XXV
В Петербурге он прежде всего бросился к Кирилову. Он чуть не ощупывал его, он ли это, тут ли, не уехал ли без него, и повторил ему свои новые артистические упования на скульптуру. Кирилов сморщился, так что нос ушел совсем в бороду, – и отвернулся с неудовольствием.
– Что это за новость? По вашему письму я подумал, не рехнулись ли вы? Ведь у вас есть один талант, отчего бросились опять в сторону? Возьмите карандаш да опять в академию – да вот купите это. – Он показал на толстую тетрадь литографированных анатомических рисунков. – Выдумали скульптуру! Поздно… С чего вы это взяли!..
– Да мне кажется, у меня – вот в пальцах (он сложил пять пальцев вместе и потирал ими) есть именно этот прием – для лепки…
– Когда вздумали! Если б и был прием, так поздно!
– Что за поздно! у меня есть знакомый прапорщик – как лепит!..
– Прапорщик – так, а вы… с седыми волосами!
Он энергически потряс головой. Райский не стал спорить с ним, а пошел к профессору скульптуры, познакомился с его учениками и недели три ходил в мастерскую.
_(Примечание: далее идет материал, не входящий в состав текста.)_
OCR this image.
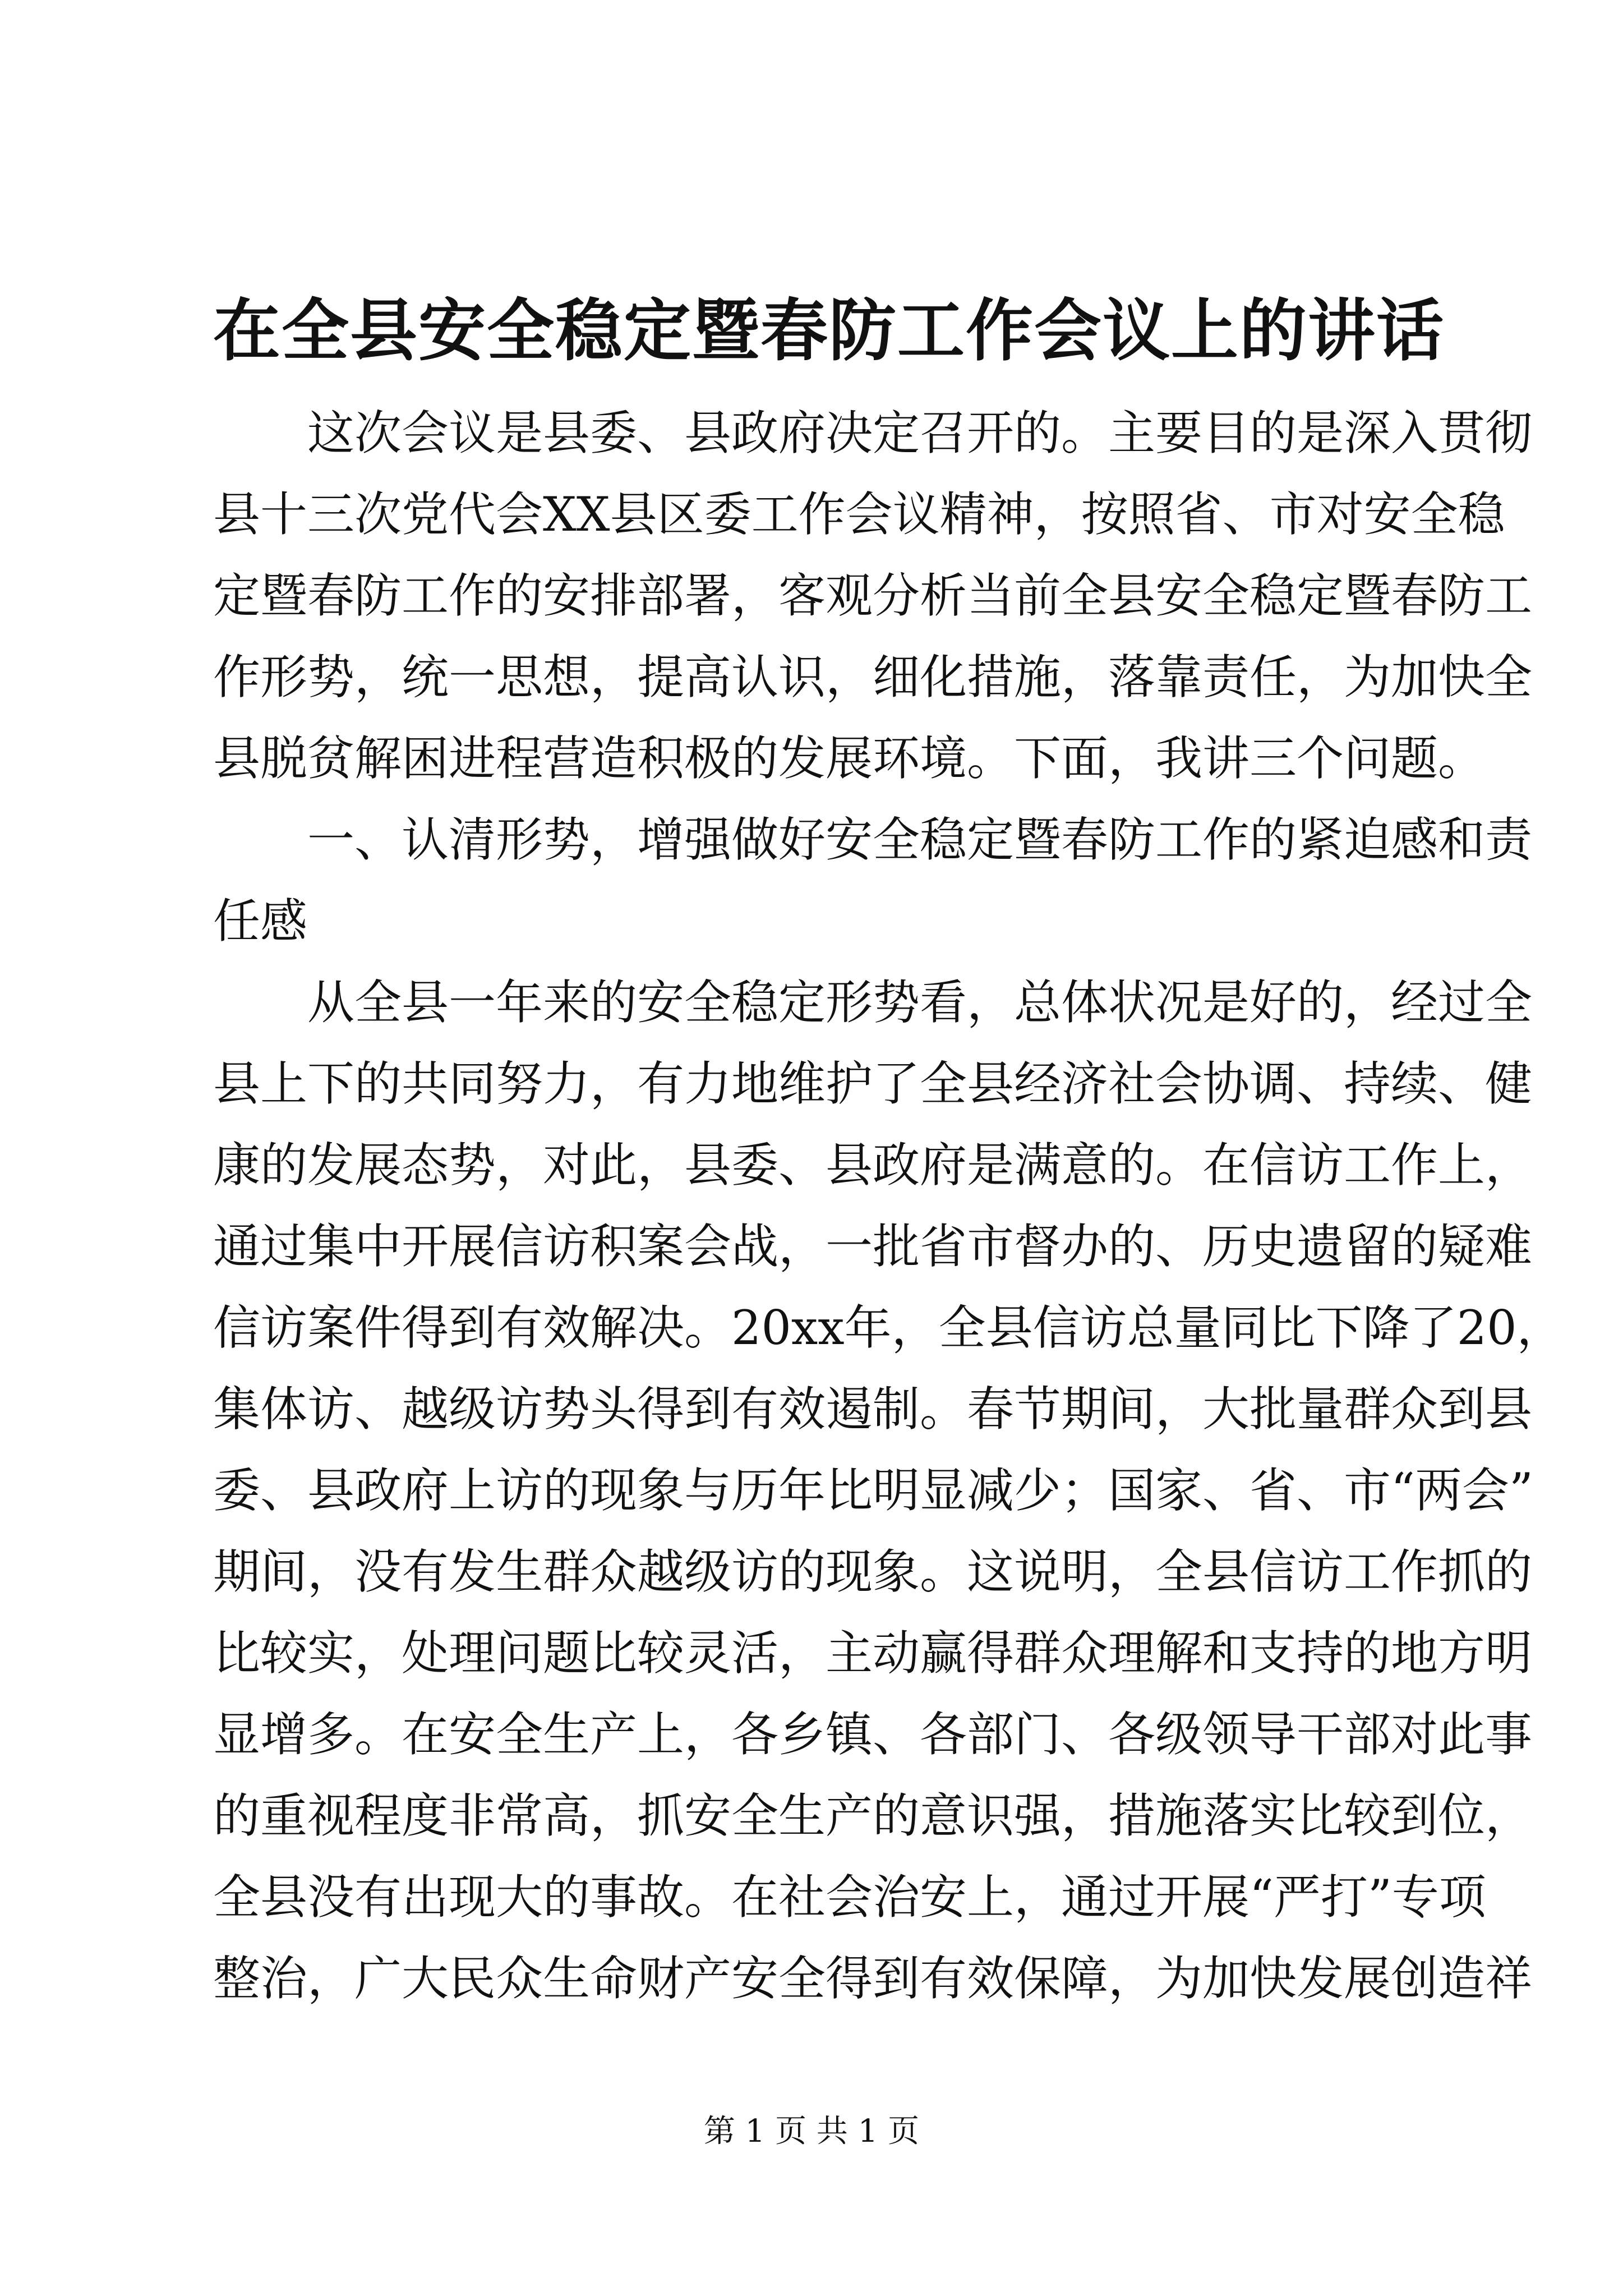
在全县安全稳定暨春防工作会议上的讲话
　　这次会议是县委、县政府决定召开的。主要目的是深入贯彻
县十三次党代会XX县区委工作会议精神，按照省、市对安全稳
定暨春防工作的安排部署，客观分析当前全县安全稳定暨春防工
作形势，统一思想，提高认识，细化措施，落靠责任，为加快全
县脱贫解困进程营造积极的发展环境。下面，我讲三个问题。
　　一、认清形势，增强做好安全稳定暨春防工作的紧迫感和责
任感
　　从全县一年来的安全稳定形势看，总体状况是好的，经过全
县上下的共同努力，有力地维护了全县经济社会协调、持续、健
康的发展态势，对此，县委、县政府是满意的。在信访工作上，
通过集中开展信访积案会战，一批省市督办的、历史遗留的疑难
信访案件得到有效解决。20xx年，全县信访总量同比下降了20，
集体访、越级访势头得到有效遏制。春节期间，大批量群众到县
委、县政府上访的现象与历年比明显减少；国家、省、市“两会”
期间，没有发生群众越级访的现象。这说明，全县信访工作抓的
比较实，处理问题比较灵活，主动赢得群众理解和支持的地方明
显增多。在安全生产上，各乡镇、各部门、各级领导干部对此事
的重视程度非常高，抓安全生产的意识强，措施落实比较到位，
全县没有出现大的事故。在社会治安上，通过开展“严打”专项
整治，广大民众生命财产安全得到有效保障，为加快发展创造祥
第 1 页 共 1 页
Дома у себя он натаскал глины, накупил моделей голов, рук, ног, торсов, надел фартук и начал лепить с жаром, не спал, никуда не ходил, видясь только с профессором скульптуры, с учениками, ходил с ними в Исакиевский собор, замирая от удивления перед работами Витали, вглядываясь в приемы, в детали, в эту новую сферу нового искусства. Словом, им овладела горячка: он ничего не видал нигде, кроме статуй, не выходил из Эрмитажа и все торопил Кирилова ехать скорей в Италию, в Рим.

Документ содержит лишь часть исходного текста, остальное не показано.